Pour que mes parents puissent comprendre, il faudrait justement faire une création.

Malheureusement, générer un impact émotionnel implique d’avoir un message plus réduit et en tout cas peu informatif. Je sens bien qu’il y a un truc à faire avec une pomme et un ver qui la rongerait, mais, pour signifier créativement l’intrusion communicante avec la limace qui mange tout le fruit de l’intérieur, je m’interdirais de pouvoir exprimer l’objectif et l’effet de mon boulot qui est que la pomme incarnant le prospect corrompu saute ensuite de joie pour aller acheter des Pringles parce que maintenant elle adore ça et qu’elle trouve cela trop prestigieux dans sa tête toute mangée au vers créatif.

Il y a peut-être des créations à faire pour expliquer mon travail, mais cela prend du temps, et on peut être certain que ce ne sera pas exhaustif. Le temps de l’affect retranche du temps à la raison, on ne peut pas communiquer des idées ou des analyses, on ne communique que des messages généralement résumables en un seul impératif (achète, vote, trie, désire, trouve cool, trouve chic, trouve rebelle…).

 

Parfois il faut savoir renoncer à être compris de ses parents, c’est cela aussi devenir un homme, les prendre pour ce qu’ils sont : des petits profs de province habillés en Queshua©Decathlon et passer à autre chose, tracer sa propre voie, devenir celui que l’on est ©Lacoste, inventer la vie qui va avec ©Renault, cesser d’être jaloux d’un frère pauvre obligé de vivre en banlieue et de fréquenter des pauvres encore plus pauvres que lui et tout aussi mal habillés.

Non, pas la peine de faire des schémas, de gâcher mon talent pour des provinciaux.

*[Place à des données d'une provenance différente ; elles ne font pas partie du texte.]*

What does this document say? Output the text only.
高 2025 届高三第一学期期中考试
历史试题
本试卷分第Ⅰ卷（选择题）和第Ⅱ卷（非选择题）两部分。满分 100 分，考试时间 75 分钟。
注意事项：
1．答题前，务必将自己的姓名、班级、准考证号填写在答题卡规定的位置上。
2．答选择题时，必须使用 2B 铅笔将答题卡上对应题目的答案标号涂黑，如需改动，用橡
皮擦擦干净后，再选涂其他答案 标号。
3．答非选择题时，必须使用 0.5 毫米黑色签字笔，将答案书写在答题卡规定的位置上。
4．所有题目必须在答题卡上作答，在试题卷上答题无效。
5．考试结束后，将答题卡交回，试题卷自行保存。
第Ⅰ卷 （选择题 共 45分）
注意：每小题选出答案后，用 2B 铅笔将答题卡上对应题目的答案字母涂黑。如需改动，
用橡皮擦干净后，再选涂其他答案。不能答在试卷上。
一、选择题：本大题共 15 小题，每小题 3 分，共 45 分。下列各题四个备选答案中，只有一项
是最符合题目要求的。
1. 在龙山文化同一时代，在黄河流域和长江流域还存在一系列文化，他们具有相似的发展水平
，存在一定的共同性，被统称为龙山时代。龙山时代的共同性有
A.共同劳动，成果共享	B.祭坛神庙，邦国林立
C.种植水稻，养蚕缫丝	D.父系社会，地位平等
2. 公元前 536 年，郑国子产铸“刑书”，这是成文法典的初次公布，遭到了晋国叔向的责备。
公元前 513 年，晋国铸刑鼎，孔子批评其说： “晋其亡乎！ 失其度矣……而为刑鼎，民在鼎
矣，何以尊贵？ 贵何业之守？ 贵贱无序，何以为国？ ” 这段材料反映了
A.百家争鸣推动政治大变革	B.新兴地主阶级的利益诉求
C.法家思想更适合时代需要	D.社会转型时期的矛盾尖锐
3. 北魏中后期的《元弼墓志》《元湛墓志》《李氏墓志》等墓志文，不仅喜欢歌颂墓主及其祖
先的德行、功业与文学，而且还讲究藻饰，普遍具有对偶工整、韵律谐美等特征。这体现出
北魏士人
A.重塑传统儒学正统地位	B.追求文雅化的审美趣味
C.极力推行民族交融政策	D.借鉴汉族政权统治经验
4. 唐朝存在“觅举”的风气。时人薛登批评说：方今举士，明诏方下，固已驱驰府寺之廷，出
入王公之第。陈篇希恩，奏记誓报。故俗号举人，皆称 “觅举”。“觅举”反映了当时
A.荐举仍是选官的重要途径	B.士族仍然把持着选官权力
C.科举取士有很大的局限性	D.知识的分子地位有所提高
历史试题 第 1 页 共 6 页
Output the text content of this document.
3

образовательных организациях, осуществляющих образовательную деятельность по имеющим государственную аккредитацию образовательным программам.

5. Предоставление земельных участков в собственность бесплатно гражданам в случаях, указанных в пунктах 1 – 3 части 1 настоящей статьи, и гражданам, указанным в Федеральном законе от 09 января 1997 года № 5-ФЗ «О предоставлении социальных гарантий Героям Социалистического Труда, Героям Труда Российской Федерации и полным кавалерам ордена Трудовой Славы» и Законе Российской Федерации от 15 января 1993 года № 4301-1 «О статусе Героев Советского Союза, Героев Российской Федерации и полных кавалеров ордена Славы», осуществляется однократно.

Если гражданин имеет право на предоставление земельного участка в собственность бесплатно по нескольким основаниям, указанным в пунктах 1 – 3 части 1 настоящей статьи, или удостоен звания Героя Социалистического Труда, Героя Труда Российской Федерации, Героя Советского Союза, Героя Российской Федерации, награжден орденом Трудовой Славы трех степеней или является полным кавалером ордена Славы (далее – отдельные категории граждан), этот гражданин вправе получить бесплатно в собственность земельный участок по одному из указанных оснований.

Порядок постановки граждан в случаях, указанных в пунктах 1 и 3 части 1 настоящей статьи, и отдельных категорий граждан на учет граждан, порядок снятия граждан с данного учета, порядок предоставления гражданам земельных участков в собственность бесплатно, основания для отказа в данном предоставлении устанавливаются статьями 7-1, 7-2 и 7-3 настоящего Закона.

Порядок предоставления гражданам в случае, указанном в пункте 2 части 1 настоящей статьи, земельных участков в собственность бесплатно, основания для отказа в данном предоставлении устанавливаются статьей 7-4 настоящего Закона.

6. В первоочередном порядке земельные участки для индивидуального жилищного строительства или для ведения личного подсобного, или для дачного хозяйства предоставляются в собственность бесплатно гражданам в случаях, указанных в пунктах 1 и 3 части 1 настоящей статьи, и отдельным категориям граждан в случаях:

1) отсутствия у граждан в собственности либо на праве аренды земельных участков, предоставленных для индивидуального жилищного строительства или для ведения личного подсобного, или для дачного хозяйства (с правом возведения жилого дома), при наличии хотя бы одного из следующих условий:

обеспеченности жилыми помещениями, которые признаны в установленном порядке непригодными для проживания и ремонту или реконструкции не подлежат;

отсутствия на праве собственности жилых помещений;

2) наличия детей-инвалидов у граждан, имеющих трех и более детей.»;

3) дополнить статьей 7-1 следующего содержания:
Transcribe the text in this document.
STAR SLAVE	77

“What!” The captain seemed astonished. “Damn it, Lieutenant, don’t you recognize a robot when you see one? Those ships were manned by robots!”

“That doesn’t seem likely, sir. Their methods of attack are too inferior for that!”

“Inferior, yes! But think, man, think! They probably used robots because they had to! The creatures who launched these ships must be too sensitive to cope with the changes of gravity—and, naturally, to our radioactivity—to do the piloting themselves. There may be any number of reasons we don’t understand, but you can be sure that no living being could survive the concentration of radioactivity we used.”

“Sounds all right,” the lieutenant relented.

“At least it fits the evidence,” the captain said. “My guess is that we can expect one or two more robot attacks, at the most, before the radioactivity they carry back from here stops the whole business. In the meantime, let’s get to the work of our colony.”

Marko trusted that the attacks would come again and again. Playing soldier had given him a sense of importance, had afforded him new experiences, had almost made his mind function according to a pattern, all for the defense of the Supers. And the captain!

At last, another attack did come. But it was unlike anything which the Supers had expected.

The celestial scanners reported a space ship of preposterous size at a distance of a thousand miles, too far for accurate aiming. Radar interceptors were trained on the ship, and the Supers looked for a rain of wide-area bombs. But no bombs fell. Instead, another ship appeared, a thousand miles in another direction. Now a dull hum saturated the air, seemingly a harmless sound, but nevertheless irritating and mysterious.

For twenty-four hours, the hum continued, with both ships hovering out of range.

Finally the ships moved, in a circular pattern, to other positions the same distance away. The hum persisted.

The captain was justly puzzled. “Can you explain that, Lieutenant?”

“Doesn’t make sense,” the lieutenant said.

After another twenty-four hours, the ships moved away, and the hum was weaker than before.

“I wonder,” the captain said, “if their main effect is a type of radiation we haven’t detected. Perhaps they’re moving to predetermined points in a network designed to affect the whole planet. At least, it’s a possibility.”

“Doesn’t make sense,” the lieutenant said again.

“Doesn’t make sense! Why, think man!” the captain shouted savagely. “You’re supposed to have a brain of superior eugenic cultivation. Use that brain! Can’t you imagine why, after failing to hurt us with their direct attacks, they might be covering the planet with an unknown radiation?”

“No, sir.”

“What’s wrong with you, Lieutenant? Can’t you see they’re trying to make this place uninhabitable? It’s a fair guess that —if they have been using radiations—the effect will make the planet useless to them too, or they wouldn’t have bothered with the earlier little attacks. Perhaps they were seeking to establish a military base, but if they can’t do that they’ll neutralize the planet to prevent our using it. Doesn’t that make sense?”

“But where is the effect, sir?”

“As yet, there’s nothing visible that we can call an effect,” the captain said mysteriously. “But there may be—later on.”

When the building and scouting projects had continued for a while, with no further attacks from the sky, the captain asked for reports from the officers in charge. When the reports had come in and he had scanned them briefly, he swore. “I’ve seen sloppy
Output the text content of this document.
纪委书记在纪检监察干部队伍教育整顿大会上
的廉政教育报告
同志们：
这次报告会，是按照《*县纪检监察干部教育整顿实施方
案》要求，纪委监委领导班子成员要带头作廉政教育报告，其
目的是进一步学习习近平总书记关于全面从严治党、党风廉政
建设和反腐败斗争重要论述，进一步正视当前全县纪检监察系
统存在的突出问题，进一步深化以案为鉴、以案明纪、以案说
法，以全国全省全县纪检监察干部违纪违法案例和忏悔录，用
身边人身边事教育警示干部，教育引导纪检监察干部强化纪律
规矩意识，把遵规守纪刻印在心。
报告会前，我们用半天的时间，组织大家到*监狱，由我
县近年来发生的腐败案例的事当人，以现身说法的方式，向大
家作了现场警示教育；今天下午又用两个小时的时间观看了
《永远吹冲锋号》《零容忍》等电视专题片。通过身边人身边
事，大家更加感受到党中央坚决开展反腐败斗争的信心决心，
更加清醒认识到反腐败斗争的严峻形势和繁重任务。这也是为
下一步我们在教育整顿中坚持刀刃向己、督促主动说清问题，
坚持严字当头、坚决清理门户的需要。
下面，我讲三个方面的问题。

Je paierai le repas. S’ils ne saisissent pas le message, ils n’ont simplement rien compris au monde.

En plus, cela m’a pris du temps de cerveau disponible de chercher à faire un schéma et maintenant il faut que j’y aille si je ne veux pas être en retard.

Car oui, pour voir des parents en total look Décathlon, on ne choisit pas le restau le plus près de l’agence.